Nonostante l’entusiasmo, quindi, ci sono ancora aspetti controversi e c’è il timore che la tecnica possa provocare effetti collaterali non previsti. Un gruppo cinese ha provato a utilizzare la CRISPR su embrioni umani per riparare un gene che provoca una malattia ematologica fatale. La tecnica ha funzionato solo nel 50% dei casi e, di conseguenza, i ricercatori hanno interrotto lo studio, definendolo “troppo immaturo”.

Possibile conflitto di interessi
E poi c’è il problema del conflitto d’interessi, una delle maggiori preoccupazioni sollevate dal RAC durante l’incontro poi conclusosi con il via libera alla sperimentazione della University of Pennsilvania. June, per esempio, ha legami con Novartis, che detiene brevetti sulle tecnologie per modificare geneticamente le cellule T, e potrebbe beneficiare del successo di questo studio. Il ricercatore ha rifiutato di fornire dettagli sull’esatta natura dei suoi conflitti di interesse, ma ha detto che la sua università sta prendendo provvedimenti per gestirlo, per esempio impedendogli di partecipare alla selezione dei pazienti.
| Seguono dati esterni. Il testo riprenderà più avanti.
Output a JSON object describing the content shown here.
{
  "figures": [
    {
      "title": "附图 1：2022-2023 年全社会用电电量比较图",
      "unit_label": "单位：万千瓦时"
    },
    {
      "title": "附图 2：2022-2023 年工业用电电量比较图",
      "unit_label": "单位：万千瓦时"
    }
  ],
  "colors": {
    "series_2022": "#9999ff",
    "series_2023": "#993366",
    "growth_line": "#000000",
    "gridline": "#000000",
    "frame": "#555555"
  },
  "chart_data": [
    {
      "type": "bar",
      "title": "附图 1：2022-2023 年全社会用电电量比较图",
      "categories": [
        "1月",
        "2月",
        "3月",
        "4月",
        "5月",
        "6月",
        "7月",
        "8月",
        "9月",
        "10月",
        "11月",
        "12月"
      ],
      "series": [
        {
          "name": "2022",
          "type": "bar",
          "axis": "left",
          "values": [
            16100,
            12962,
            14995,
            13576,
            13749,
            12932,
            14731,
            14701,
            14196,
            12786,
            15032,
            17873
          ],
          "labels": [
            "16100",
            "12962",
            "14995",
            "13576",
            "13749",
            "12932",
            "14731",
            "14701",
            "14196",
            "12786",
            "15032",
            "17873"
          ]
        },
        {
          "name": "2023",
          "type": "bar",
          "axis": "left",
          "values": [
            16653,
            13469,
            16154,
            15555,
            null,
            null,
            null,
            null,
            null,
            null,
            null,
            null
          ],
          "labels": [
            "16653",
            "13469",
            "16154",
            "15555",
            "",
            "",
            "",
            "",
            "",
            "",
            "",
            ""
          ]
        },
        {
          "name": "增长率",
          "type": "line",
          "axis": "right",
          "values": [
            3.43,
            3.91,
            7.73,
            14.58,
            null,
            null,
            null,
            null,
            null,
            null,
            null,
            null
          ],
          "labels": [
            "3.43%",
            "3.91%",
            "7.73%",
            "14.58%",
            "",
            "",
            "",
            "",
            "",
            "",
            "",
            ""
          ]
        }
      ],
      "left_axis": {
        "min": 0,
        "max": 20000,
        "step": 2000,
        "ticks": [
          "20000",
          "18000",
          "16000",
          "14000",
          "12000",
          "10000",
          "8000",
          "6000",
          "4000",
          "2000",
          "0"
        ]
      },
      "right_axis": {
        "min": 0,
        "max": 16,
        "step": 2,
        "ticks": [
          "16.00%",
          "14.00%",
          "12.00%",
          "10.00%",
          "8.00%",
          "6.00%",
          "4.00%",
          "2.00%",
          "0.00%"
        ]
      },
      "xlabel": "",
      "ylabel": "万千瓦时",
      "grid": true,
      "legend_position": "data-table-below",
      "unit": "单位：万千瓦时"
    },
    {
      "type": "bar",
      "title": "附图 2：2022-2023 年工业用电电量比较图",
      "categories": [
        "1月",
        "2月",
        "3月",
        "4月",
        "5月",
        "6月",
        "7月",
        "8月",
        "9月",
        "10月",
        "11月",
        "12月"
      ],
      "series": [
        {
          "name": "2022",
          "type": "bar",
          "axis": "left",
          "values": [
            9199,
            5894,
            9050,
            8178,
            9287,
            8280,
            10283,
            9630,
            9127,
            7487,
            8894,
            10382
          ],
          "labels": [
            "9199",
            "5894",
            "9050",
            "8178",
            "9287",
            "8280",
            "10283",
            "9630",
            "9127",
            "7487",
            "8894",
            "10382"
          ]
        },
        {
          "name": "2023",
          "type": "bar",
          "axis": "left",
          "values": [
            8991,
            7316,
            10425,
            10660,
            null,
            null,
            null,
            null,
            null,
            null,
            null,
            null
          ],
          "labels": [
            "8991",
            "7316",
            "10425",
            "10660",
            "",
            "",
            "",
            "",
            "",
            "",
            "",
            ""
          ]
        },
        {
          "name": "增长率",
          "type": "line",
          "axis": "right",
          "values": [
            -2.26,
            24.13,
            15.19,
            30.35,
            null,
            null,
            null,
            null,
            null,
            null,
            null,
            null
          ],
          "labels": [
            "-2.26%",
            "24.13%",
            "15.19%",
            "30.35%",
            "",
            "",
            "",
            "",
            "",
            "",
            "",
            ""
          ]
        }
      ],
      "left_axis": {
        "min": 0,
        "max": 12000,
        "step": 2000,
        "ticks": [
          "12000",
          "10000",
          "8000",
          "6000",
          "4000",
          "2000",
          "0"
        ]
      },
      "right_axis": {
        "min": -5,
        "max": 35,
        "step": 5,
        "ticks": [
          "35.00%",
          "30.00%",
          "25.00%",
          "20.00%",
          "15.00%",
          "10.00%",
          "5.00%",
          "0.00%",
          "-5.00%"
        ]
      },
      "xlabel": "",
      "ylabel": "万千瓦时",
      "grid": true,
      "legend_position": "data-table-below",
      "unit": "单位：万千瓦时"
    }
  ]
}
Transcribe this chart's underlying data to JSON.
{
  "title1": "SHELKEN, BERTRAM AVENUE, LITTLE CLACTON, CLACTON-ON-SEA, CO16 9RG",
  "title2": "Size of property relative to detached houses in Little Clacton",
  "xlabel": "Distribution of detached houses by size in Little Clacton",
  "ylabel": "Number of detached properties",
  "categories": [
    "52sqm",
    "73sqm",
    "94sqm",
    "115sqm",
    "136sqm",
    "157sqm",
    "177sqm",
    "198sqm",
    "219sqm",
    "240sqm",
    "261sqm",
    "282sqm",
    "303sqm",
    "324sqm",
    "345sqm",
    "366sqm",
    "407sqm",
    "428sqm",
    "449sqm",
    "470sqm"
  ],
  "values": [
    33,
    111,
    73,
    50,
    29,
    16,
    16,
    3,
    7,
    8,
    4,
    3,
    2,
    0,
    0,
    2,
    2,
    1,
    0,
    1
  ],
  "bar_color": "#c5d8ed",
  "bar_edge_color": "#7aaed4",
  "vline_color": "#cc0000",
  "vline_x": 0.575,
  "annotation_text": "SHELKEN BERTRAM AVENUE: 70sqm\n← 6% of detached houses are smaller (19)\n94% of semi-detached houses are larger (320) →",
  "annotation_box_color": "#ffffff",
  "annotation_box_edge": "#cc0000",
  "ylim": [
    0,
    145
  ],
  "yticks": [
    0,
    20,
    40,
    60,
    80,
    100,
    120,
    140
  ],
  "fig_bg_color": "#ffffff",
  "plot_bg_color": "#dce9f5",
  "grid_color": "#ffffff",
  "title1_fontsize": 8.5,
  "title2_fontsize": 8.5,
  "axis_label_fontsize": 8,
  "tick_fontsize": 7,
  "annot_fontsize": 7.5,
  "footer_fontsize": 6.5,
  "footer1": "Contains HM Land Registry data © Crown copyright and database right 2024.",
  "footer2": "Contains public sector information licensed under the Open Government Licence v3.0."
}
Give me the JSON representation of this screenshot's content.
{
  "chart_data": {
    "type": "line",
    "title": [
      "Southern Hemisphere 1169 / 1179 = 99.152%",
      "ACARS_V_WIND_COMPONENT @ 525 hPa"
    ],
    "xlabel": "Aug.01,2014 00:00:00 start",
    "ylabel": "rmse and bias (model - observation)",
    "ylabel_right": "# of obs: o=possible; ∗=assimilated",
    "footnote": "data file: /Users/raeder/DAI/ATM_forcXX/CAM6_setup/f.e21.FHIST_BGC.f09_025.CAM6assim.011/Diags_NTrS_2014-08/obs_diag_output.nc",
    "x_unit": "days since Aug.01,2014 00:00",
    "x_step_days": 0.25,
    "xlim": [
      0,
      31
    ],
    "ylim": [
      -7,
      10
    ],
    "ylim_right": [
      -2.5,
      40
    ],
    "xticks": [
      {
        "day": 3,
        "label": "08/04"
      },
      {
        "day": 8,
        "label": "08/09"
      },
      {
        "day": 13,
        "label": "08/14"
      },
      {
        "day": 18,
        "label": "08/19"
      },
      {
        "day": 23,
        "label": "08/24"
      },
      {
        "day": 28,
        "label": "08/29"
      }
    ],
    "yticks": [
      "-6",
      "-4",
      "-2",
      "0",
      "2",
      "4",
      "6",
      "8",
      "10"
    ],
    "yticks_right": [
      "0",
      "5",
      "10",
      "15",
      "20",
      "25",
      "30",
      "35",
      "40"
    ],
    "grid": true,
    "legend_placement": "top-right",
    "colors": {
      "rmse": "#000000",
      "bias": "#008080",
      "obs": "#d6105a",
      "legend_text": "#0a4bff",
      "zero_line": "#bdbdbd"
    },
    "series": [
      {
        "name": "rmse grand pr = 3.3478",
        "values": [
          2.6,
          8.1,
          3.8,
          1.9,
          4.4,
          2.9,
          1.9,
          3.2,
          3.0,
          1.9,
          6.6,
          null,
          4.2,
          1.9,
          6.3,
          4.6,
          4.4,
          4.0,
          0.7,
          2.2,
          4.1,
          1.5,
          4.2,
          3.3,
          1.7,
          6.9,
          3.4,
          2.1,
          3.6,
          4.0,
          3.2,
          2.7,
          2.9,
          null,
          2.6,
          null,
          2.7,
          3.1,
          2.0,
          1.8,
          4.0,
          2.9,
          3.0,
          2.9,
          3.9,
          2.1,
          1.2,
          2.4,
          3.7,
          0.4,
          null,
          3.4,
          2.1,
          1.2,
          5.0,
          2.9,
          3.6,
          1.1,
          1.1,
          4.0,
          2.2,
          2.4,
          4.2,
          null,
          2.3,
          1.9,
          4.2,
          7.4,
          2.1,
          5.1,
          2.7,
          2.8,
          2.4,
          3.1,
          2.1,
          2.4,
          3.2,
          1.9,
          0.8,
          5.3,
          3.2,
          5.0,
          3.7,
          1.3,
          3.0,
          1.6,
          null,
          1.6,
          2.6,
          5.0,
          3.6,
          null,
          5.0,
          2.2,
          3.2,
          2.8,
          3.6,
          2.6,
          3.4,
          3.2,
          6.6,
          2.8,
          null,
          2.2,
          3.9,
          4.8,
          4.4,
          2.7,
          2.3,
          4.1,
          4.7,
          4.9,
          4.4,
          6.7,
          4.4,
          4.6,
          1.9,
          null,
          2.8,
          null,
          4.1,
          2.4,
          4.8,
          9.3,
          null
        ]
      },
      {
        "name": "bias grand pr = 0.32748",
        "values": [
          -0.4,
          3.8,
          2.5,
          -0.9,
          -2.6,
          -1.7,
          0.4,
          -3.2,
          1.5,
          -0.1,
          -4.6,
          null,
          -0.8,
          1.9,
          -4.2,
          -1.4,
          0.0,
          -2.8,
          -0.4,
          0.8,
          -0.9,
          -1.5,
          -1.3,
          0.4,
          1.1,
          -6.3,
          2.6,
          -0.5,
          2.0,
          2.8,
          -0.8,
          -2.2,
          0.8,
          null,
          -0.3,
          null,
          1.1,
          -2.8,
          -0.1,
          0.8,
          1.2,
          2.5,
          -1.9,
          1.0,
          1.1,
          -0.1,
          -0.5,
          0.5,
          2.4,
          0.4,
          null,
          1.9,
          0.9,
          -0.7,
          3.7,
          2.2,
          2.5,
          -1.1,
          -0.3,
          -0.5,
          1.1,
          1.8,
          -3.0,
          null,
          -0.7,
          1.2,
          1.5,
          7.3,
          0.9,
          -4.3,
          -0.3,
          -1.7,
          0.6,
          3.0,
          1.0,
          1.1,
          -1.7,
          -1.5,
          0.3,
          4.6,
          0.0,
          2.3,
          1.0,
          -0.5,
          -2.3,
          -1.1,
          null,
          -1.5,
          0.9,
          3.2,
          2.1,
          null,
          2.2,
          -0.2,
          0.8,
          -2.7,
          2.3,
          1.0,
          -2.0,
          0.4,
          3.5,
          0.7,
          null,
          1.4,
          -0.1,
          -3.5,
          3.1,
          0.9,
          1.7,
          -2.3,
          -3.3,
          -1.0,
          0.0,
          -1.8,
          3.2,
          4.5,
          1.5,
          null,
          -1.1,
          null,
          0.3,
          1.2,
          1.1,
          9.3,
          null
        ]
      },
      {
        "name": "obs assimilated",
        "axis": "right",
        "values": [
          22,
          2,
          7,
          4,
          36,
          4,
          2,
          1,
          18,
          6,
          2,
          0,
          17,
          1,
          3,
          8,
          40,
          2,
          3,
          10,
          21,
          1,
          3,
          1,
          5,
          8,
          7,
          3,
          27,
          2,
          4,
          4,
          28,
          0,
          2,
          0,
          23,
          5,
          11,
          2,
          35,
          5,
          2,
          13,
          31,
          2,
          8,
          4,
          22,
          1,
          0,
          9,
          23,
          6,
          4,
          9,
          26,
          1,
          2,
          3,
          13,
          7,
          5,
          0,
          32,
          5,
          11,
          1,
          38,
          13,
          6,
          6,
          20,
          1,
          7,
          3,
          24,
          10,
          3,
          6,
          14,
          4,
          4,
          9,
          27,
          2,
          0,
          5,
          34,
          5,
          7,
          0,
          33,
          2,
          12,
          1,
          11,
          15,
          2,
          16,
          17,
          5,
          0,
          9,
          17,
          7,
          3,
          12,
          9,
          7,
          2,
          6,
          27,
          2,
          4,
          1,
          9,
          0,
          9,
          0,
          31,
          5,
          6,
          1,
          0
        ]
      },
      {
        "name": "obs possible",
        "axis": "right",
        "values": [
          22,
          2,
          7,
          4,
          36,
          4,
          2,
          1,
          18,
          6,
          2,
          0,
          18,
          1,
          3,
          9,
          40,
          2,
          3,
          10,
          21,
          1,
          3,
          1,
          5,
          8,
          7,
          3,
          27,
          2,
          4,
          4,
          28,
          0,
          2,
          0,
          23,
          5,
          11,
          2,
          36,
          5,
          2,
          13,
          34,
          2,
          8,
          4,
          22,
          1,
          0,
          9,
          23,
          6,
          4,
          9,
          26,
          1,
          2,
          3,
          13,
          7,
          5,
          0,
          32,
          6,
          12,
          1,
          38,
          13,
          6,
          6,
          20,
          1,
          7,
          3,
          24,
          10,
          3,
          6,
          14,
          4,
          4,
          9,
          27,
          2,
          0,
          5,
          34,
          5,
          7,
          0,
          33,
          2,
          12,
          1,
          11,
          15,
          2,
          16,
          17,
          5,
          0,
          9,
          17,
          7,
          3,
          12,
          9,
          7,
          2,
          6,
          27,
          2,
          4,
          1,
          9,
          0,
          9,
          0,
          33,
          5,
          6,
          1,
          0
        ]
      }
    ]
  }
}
Secondo molti membri del RAC, la University of Pennsylvania dovrebbe non essere autorizzata del tutto a reclutare i pazienti e lasciare agli altri centri questo compito, ma non c’è traccia di questa posizione nel documento finale che sancisce il via libera allo studio, anche se diversi esperti del comitato hanno detto che “bisogna stare molto attenti”.

Laurie Zoloth, esperta di bioetica della Northwestern University di Evanston, nell’Illinois, ha osservato che quest’università ha un conflitto di interessi molto ampio e un precedente pericoloso, riferendosi al caso di Jesse Gelsinger, un ragazzo morto a 18 anni mentre partecipava a uno dei primi studi sulla terapia genica, condotto presso l’ateneo nel 1999.

Una successiva indagine ha evidenziato numerose problematiche in questo trial, tra cui il fatto che non erano stati segnalati dati relativi a effetti negativi della terapia riscontrati sull’animale e che gli sperimentatori avevano un coinvolgimento finanziario nell’esito della ricerca. Oggi è opinione comune che questo studio abbia fatto riportare indietro di decenni la terapia genica. “Quando si impiega per la prima volta una tecnica di editing genetico nell’uomo bisogna stare straordinariamente attenti” ha ribadito la Zoloth.